Dr. Burtness and her colleagues found that both conventional chemotherapy and pembrolizumab with chemotherapy initially showed similar success at stopping the cancer’s progression. “But as time went by,” she said, “the patients who were not progressive early on pembrolizumab plus chemotherapy were more likely to have durable effects. I think our trial shows that you should expose patients to pembrolizumab early because we have these durable survival effects even after patients progress and come off pembrolizumab. It appears as if reinvigorating the immune system early in the course of treatment makes a big difference. We hypothesize that pembrolizumab may sensitize tumors to subsequent therapies.”

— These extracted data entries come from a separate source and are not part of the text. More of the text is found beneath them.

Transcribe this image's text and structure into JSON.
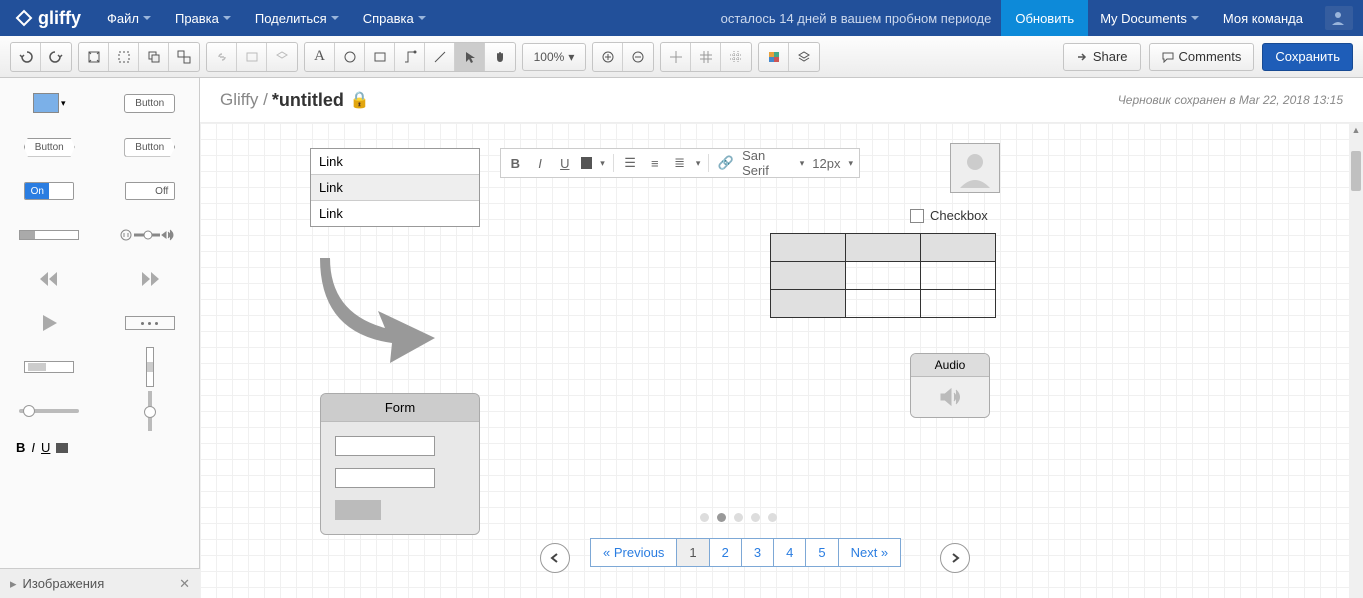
{
  "header": {
    "logo": "gliffy",
    "menu": [
      "Файл",
      "Правка",
      "Поделиться",
      "Справка"
    ],
    "trial": "осталось 14 дней в вашем пробном периоде",
    "upgrade": "Обновить",
    "my_docs": "My Documents",
    "team": "Моя команда"
  },
  "toolbar": {
    "zoom": "100%",
    "share": "Share",
    "comments": "Comments",
    "save": "Сохранить"
  },
  "doc": {
    "breadcrumb": "Gliffy /",
    "title": "*untitled",
    "status": "Черновик сохранен в Mar 22, 2018 13:15"
  },
  "sidebar": {
    "button_label": "Button",
    "on": "On",
    "off": "Off",
    "format_b": "B",
    "format_i": "I",
    "format_u": "U",
    "images_section": "Изображения"
  },
  "canvas": {
    "links": [
      "Link",
      "Link",
      "Link"
    ],
    "form_title": "Form",
    "checkbox_label": "Checkbox",
    "audio_label": "Audio",
    "text_toolbar": {
      "font": "San Serif",
      "size": "12px",
      "b": "B",
      "i": "I",
      "u": "U"
    },
    "pagination": {
      "prev": "« Previous",
      "pages": [
        "1",
        "2",
        "3",
        "4",
        "5"
      ],
      "next": "Next »",
      "active": 0
    }
  }
}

The researchers also updated their data comparing conventional chemotherapy to pembrolizumab as a monotherapy. The median survival was 10.7 months for patients on conventional treatment versus 14.8 months for pembrolizumab alone. “And, again, I’m going to harp on durability,” said Dr. Burtness, “because at three years 29 percent of the patients who got pembrolizumab were alive as opposed to nine percent who got the standard of care therapy. So as the data have matured,” she concluded, “they only get more impressive. We saw the effects holding across all groups.” That’s what the FDA saw as well. It decided that HNC patients with higher expression of PD-L1 can be treated with pembrolizumab alone as a first-line monotherapy, and that all patients, regardless of their levels of PD-L1, can receive the drug in combination with chemotherapy as a first-line treatment.

Meanwhile, Dr. Burtness is immersed in additional clinical trials concerning HNC. One involves patients who are radiotherapy-resistant. The standard of care for these patients is major surgery, often with terrible after effects, and their cancer typically recurs quickly. In the trial at Yale, patients receive four doses of pembrolizumab before surgery. “The hope is that the immunotherapy will reverse the exhaustion of the patient’s immune system and allow it to recognize the cancer again so that the operation can be more successful,” explained Dr. Burtness. She added that it’s too early to discuss results, but notes that some responses have been remarkable.

Another trial beginning this fall will treat HNC with a combination of immunotherapy and an HPV vaccine. Her lab is also exploring targeted therapies, which haven’t been individually successful against HNC. But in a paper published in February in Clinical Cancer Research, she and colleagues found that simultaneously targeting and inhibiting two oncogenic kinases, Aurora Kinase A (AURKA) and WEE1, creates a spectacular synergistic response in the HNC squamous cell carcinoma.

“The cells kind of explode,” said Dr. Burtness. “It looks like a nova.” The researchers have demonstrated this destructive synergy in HNC cell lines and mouse models, and hope to move into a clinical trial shortly. “It’s pretty exciting,” said Dr. Burtness.